Such limitation shall apply both to transfers to different accounts with
the same ESPP broker and to transfers to other brokerage firms.  Any shares held for the required holding
period may be transferred (either electronically or in certificate form) to
other accounts or to other brokerage firms. 

          The
foregoing procedures shall not in any way limit when the Participant may sell
his or her shares.  Those procedures are
designed solely to assure that any sale of shares prior to the satisfaction of
the required holding period is made through the ESPP Account.

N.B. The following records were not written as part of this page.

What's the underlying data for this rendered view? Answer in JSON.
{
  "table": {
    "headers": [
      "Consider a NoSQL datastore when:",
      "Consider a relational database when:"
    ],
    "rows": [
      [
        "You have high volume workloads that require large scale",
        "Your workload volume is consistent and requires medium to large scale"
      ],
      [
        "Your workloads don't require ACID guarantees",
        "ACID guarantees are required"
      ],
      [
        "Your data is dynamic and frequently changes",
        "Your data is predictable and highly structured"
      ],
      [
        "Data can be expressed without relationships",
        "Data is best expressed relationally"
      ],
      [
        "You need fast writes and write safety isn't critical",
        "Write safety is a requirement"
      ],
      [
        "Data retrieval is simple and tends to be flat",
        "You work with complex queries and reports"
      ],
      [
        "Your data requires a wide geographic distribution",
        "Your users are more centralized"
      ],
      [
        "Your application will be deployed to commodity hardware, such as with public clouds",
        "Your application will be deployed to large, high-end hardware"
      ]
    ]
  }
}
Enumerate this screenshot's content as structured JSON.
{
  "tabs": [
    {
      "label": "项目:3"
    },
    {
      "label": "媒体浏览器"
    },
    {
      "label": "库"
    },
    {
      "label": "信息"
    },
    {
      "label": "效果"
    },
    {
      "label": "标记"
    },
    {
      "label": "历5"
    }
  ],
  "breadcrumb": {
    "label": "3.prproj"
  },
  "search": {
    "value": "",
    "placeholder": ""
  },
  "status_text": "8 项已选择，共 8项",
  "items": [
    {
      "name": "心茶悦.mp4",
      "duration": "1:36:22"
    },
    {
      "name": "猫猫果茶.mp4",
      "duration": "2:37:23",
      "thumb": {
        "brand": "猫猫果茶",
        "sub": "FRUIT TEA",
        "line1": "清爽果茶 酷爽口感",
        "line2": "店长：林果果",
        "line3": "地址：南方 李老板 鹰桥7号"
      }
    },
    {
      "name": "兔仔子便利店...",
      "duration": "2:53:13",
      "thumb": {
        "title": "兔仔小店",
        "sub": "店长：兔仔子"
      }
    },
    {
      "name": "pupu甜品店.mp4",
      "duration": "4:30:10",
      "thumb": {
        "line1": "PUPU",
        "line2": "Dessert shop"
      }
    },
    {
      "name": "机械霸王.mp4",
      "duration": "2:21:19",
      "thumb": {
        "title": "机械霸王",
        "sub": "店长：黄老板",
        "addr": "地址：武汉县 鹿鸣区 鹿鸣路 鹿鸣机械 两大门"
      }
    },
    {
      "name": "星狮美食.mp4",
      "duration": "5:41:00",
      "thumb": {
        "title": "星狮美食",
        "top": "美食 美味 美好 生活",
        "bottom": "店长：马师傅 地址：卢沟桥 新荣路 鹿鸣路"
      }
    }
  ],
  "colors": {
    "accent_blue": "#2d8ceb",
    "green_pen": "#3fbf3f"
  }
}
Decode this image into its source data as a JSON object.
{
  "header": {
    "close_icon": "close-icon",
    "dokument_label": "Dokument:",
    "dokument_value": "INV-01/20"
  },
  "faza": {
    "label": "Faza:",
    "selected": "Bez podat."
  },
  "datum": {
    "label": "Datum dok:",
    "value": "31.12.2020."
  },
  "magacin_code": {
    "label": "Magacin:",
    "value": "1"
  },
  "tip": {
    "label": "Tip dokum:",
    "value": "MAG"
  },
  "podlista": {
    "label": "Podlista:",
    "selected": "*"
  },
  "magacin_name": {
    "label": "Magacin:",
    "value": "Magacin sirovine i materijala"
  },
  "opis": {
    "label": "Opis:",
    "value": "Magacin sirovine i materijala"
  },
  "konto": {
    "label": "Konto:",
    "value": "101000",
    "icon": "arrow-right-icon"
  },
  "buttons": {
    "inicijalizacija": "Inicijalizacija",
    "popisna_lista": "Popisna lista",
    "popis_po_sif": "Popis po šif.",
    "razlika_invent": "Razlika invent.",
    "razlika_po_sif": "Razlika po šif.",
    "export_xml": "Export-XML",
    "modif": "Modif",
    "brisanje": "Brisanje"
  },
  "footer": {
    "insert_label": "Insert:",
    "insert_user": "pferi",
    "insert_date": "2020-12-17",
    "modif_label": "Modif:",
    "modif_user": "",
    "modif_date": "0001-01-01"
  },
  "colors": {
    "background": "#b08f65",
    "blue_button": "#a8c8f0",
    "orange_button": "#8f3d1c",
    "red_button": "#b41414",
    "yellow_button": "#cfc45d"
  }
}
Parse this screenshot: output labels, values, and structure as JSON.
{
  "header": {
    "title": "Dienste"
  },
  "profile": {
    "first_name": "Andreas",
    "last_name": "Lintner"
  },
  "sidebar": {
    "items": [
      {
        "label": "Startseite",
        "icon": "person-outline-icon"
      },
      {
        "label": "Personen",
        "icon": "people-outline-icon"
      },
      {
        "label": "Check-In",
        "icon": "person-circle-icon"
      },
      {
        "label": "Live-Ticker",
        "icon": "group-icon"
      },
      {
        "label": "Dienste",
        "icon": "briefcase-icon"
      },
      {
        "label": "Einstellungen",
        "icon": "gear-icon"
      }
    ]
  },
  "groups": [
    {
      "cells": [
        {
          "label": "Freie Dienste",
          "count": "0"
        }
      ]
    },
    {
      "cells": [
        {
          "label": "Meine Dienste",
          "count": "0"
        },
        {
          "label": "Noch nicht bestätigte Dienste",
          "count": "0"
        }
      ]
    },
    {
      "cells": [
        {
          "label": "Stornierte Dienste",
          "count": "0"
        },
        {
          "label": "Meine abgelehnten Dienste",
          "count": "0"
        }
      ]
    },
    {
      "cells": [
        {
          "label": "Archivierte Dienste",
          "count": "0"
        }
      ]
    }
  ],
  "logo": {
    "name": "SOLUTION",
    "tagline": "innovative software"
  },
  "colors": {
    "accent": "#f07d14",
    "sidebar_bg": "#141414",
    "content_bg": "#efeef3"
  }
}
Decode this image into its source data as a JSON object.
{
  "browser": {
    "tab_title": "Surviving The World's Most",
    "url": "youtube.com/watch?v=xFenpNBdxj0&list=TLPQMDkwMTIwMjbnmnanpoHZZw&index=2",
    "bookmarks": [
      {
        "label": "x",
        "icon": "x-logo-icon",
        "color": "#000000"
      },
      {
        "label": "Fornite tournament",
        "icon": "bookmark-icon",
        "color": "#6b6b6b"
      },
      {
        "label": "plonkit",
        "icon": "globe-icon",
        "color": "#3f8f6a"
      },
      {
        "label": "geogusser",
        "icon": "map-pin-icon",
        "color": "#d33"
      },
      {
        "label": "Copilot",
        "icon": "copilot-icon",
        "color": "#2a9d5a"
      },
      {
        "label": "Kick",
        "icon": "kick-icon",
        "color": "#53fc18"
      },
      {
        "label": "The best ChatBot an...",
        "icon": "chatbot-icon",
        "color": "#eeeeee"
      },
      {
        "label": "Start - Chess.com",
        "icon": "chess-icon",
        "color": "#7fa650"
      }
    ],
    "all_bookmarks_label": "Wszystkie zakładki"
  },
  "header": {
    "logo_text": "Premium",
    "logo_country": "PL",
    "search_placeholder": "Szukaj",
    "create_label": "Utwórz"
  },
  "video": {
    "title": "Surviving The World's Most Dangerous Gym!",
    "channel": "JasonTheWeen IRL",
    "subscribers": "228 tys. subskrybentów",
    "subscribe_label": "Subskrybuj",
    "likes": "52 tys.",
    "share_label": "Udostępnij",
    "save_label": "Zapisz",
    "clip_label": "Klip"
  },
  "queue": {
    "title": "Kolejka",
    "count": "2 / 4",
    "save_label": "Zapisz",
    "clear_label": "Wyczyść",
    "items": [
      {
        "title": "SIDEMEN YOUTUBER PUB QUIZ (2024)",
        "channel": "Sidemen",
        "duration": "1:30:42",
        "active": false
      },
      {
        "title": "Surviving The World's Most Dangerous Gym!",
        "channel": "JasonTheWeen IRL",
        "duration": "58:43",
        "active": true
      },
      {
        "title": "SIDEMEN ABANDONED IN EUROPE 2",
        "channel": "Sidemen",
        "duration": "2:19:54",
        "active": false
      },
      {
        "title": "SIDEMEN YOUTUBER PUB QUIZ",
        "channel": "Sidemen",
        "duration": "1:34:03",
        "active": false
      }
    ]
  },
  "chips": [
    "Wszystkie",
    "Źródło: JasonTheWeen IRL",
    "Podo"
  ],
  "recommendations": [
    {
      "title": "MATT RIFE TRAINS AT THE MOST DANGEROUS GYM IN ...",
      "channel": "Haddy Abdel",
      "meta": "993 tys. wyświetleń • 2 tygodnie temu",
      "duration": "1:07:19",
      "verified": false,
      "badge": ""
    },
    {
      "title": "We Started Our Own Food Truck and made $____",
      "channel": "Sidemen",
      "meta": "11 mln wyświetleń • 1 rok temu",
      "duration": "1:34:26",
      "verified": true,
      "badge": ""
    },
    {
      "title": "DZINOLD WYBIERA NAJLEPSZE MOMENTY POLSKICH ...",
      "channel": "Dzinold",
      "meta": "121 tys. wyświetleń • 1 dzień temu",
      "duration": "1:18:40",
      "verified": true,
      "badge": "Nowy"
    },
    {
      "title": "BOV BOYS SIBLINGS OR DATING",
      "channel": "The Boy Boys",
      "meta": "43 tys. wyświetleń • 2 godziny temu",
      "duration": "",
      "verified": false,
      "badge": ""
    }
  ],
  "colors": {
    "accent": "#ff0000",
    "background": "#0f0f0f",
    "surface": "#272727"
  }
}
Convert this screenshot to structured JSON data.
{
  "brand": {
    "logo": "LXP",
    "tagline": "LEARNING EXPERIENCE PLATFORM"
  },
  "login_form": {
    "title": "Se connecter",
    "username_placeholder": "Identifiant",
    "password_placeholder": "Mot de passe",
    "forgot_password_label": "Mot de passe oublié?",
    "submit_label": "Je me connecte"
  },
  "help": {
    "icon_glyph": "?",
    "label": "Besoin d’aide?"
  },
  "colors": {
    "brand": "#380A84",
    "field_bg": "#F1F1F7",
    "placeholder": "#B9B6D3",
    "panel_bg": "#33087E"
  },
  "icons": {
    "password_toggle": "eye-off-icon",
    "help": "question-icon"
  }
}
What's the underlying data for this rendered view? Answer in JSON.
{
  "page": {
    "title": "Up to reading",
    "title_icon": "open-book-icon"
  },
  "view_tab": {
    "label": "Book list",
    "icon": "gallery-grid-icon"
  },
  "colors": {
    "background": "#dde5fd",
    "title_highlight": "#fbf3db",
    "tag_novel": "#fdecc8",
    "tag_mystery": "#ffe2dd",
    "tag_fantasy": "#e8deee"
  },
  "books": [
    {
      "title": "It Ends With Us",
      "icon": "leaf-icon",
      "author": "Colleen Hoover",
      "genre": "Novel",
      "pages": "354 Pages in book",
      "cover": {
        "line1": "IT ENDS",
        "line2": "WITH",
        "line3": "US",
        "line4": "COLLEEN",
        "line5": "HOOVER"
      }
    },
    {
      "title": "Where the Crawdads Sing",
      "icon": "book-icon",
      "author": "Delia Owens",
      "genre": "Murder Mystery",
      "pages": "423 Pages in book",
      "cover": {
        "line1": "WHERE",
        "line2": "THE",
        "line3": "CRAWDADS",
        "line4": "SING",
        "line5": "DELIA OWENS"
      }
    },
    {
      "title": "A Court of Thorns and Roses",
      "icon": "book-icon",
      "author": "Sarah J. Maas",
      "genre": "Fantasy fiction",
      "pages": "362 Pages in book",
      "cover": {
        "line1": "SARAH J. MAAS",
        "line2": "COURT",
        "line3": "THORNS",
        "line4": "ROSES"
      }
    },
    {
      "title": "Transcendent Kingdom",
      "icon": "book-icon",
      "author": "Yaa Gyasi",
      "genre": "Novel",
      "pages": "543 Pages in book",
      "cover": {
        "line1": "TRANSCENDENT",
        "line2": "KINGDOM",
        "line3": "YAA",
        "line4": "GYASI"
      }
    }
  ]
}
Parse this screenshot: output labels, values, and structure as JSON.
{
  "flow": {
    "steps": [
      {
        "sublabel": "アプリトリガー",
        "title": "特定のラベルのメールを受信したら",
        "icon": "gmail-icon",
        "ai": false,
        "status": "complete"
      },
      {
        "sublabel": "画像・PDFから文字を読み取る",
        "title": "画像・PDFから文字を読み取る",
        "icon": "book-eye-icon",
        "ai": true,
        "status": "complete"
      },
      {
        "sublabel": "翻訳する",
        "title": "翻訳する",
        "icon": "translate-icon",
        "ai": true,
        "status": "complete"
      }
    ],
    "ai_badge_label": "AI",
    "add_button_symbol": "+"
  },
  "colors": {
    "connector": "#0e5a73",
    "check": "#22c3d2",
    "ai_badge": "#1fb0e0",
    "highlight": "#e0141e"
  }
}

In addition, the
Participant may request a stock certificate or share transfer from his or her
ESPP Broker Account  prior to the
satisfaction of the required holding period should the Participant wish to make
a gift of any shares held in that account. 
However, shares may not be transferred (either electronically or in
certificate form) from the ESPP Broker Account for use as collateral for a
loan, unless those shares have been held for the required holding period.

          The
foregoing procedures shall apply to all shares purchased by the Participant
under the Plan, whether or not the Participant continues in Employee status.

          L.  Assignability.  The purchase right shall be exercisable only
by the Participant and shall not be assignable or transferable by the
Participant.

13.

          M.  Stockholder Rights.  A Participant shall have no stockholder
rights with respect to the shares subject to his or her outstanding purchase
right until the shares are purchased on the Participant’s behalf in accordance
with the provisions of the Plan and the Participant has become a holder of
record of the purchased shares.

VIII.  ACCRUAL
LIMITATIONS

          A.  No Participant shall be
entitled to accrue rights to acquire Common Stock pursuant to any purchase
right outstanding under this Plan if and to the extent such accrual, when
aggregated with (i) rights to purchase Common Stock accrued under any other
purchase right granted under this Plan and (ii) similar rights accrued under
other employee stock purchase plans (within the meaning of Code Section 423) of
the Corporation or any Corporate Affiliate, would otherwise permit such
Participant to purchase more than Twenty-Five Thousand Dollars ($25,000.00)
worth of stock of the Corporation or any Corporate Affiliate (determined on the
basis of the Fair Market Value per share on the date or dates such rights are
granted) for each calendar year such rights are at any time outstanding.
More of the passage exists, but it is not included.